The gridlock problem lies in the fact that agencies have already been asked to perform these sorts of reviews by President Obama. A second process would add to these burdens by requiring agencies to defend their old rules against the inquiry of an outside commission. Indeed, rule-making has – since two famous Supreme Court cases decided over 30 years ago – become a matter of ever longer justifications for rules, ever more critical comments from regulated industries and ever more elaborate responses. Retrospective review only adds to the problem of regulatory gridlock, without clearly solving it.

The constitutional problem lies in the separation of powers issues posed by a commission whose members are appointed by Congress reviewing the work of the executive branch. The Scrub Act, in particular, gives the commission powers to unilaterally stay regulations – a move that would be especially problematic.

Furthermore, the agencies this commission would be reviewing know their rules better than anyone. They promulgated them, after all, so it is not particularly clear why they would not be in the best position to amend or repeal the ones that are not serving their needs. If one branch of government is already on the case, creating a new agency to perform the same function – but under the control of a separate branch – looks dubious.

Finally, it is unclear that new laws are necessary. There is a difference between laws on the books and the rules that regulators devote time and effort to enforcing. No American wants the United States to become the equivalent of India’s license raj, where government officials stymie business innovation through the permitting process.
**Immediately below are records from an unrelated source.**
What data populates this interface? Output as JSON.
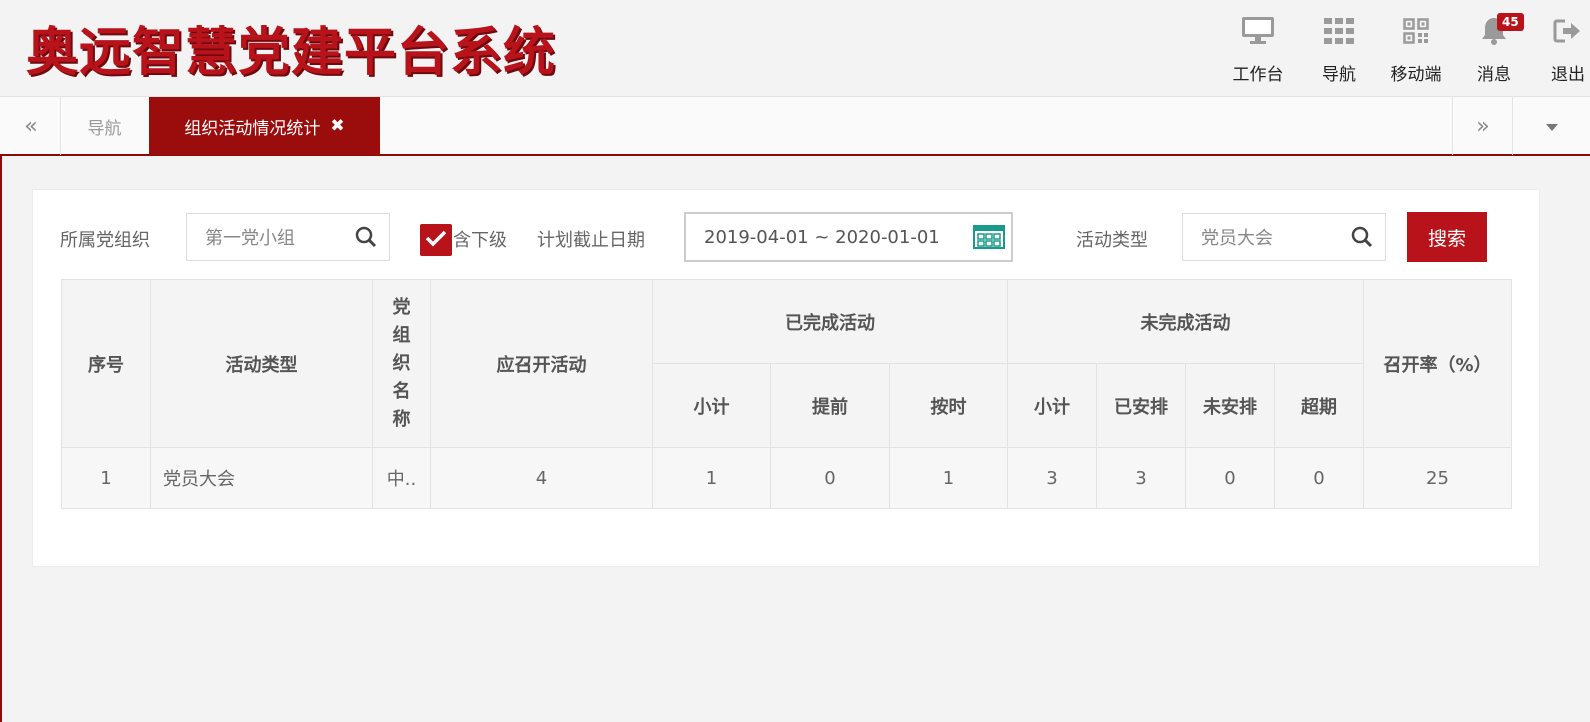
{
  "app": {
    "title": "奥远智慧党建平台系统"
  },
  "header": {
    "tools": [
      {
        "label": "工作台",
        "icon": "monitor-icon"
      },
      {
        "label": "导航",
        "icon": "grid-icon"
      },
      {
        "label": "移动端",
        "icon": "qrcode-icon"
      },
      {
        "label": "消息",
        "icon": "bell-icon",
        "badge": "45"
      },
      {
        "label": "退出",
        "icon": "logout-icon"
      }
    ]
  },
  "tabs": {
    "prev": "«",
    "next": "»",
    "nav_label": "导航",
    "active_label": "组织活动情况统计",
    "close": "✖"
  },
  "filters": {
    "org_label": "所属党组织",
    "org_value": "第一党小组",
    "include_sub_label": "含下级",
    "include_sub_checked": true,
    "date_label": "计划截止日期",
    "date_value": "2019-04-01 ~ 2020-01-01",
    "activity_type_label": "活动类型",
    "activity_type_value": "党员大会",
    "search_button": "搜索"
  },
  "table": {
    "headers": {
      "index": "序号",
      "activity_type": "活动类型",
      "org_name": [
        "党",
        "组",
        "织",
        "名",
        "称"
      ],
      "should_hold": "应召开活动",
      "completed": "已完成活动",
      "incomplete": "未完成活动",
      "rate": "召开率（%）",
      "completed_sub": [
        "小计",
        "提前",
        "按时"
      ],
      "incomplete_sub": [
        "小计",
        "已安排",
        "未安排",
        "超期"
      ]
    },
    "rows": [
      {
        "index": "1",
        "activity_type": "党员大会",
        "org_name": "中..",
        "should_hold": "4",
        "completed_total": "1",
        "completed_early": "0",
        "completed_ontime": "1",
        "incomplete_total": "3",
        "incomplete_arranged": "3",
        "incomplete_unarranged": "0",
        "incomplete_overdue": "0",
        "rate": "25"
      }
    ]
  },
  "colors": {
    "brand": "#b8121a",
    "tab_active": "#9b0d0d",
    "bar": "#8b0a0a"
  }
}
But Congress itself has outmoded laws on the books regulating problems solved long ago. It has not put the repeal of laws that no longer matter high on its agenda because it has better things to do. By the same token, agencies may not wish to go through the procedurally demanding process of repealing rules that could be considered outmoded.

After all, businesses in a given regulated industry know they do not have to worry about those long-abandoned rules. The growth in size of the Code of Federal Regulations has not been matched by an increase in personnel at regulatory agencies, so regulators pick and choose where to focus their enforcement efforts.
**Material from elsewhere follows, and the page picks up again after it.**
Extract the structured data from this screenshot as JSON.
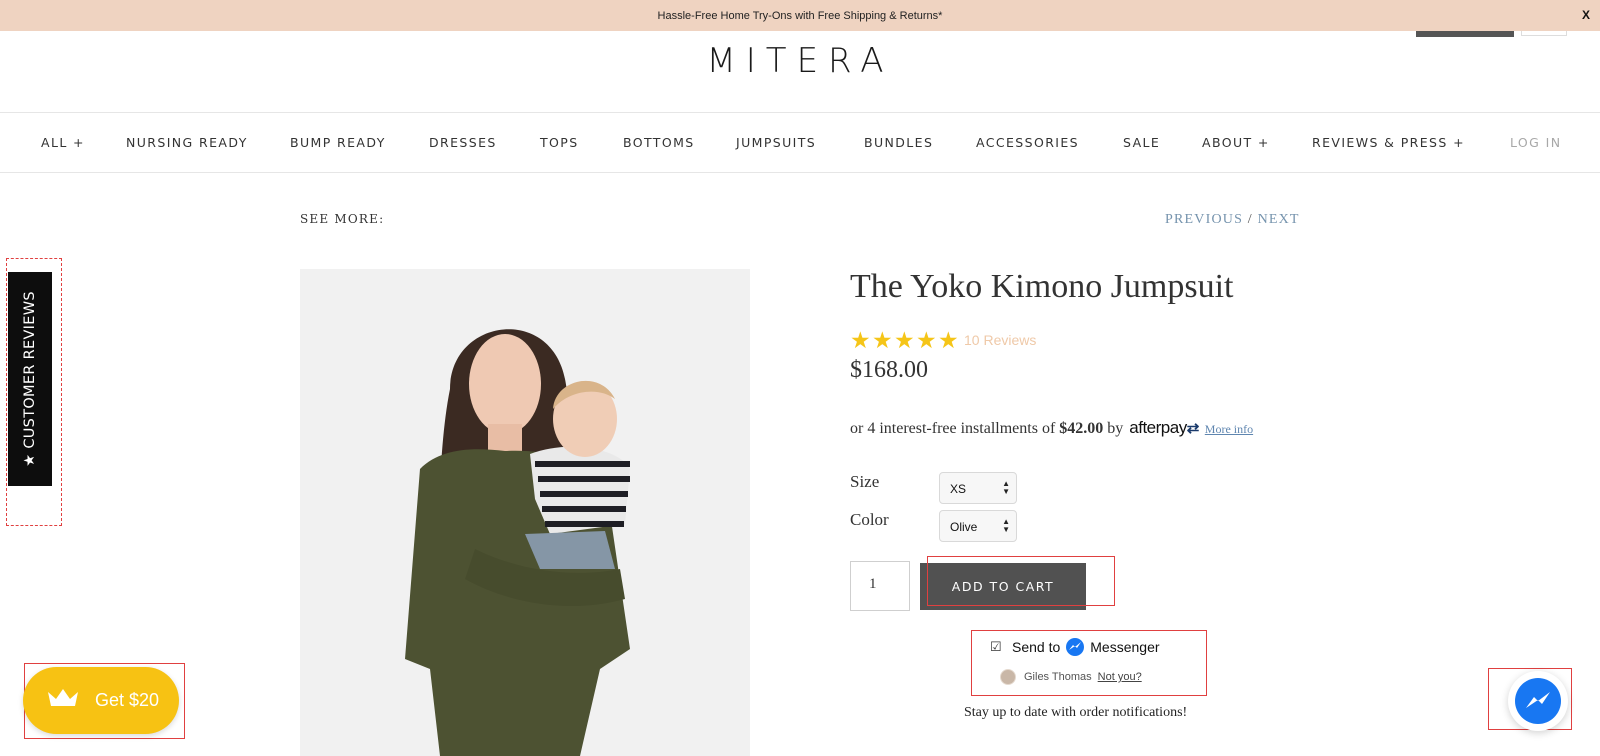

Banks, for example, know that regulators will spend more time worrying about compliance with new capital requirements than focusing on old – and largely repealed – limits on the regions in which banks can operate.

At some point, the regulatory landscape may become such a thicket that an independent commission or inflexible requirements like “one rule in, two rules out” are the only means to make progress on the problem of regulatory ossification.

But right now, the solutions look worse than the disease.